According to the poll’s findings, 88 percent of French people believe that France must stop arms exports to countries that may use the weapons against civilian populations, while 74 percent said it was unacceptable under any circumstances for France to sell its military equipment to Saudi Arabia. Additionally, 69 percent said they supported more parliamentary control over arms exports.
France is the world’s third largest arms exporter, but public oversight over where French weapons are sent is almost non-existent.
Licensing for arms exports has no parliamentary checks or balances in France.
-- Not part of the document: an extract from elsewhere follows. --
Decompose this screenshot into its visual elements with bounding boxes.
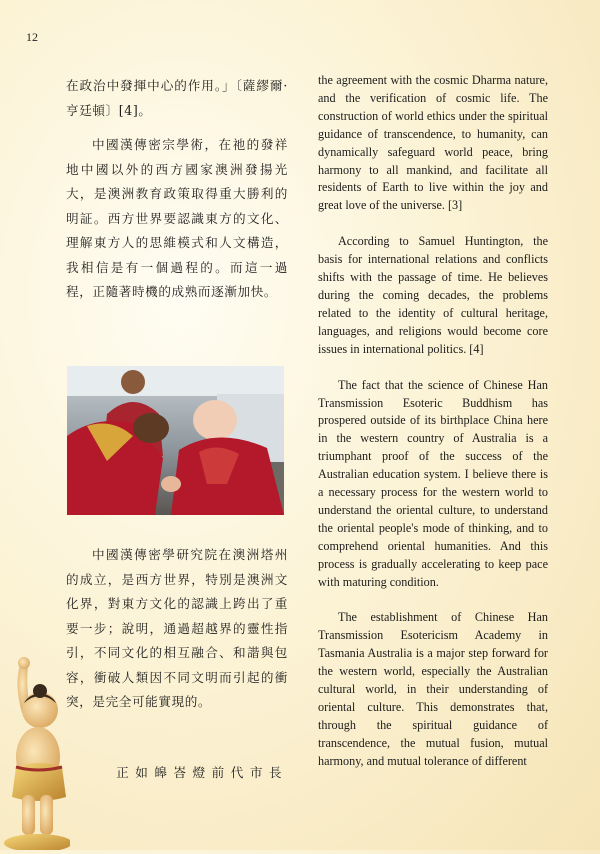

Instead, exports are approved through a committee headed by the prime minister that includes the foreign, defense, and economy ministries.
The survey was conducted by YouGov from March 20 to 21, with a sample of 1,026 people from various demographics of the French population aged 18 and over.
A similar survey commissioned by Campaign Against the Arms Trade (CAAT) in early March revealed that only six percent of the British public supports UK arms sales to Saudi Arabia.
Amnesty International last week denounced Western arms sales to Saudi Arabia and its allies fighting in Yemen, saying there is compelling evidence that the weapons have been used to commit war crimes.
“There is extensive evidence that irresponsible arms flows to the Saudi Arabia-led coalition have resulted in enormous harm to Yemeni civilians,” Lynn Maalouf, director of research for the Middle East at Amnesty International, said in a statement.
“But this has not deterred the USA, the UK and other states, including France, Spain and Italy, from continuing transfers of billions of dollars’ worth of such arms. As well as devastating civilian lives, this makes a mockery of the global Arms Trade Treaty.”
Since the war in Yemen began in 2015, more than 10,000 people have been killed, with millions left displaced and on the brink of starvation.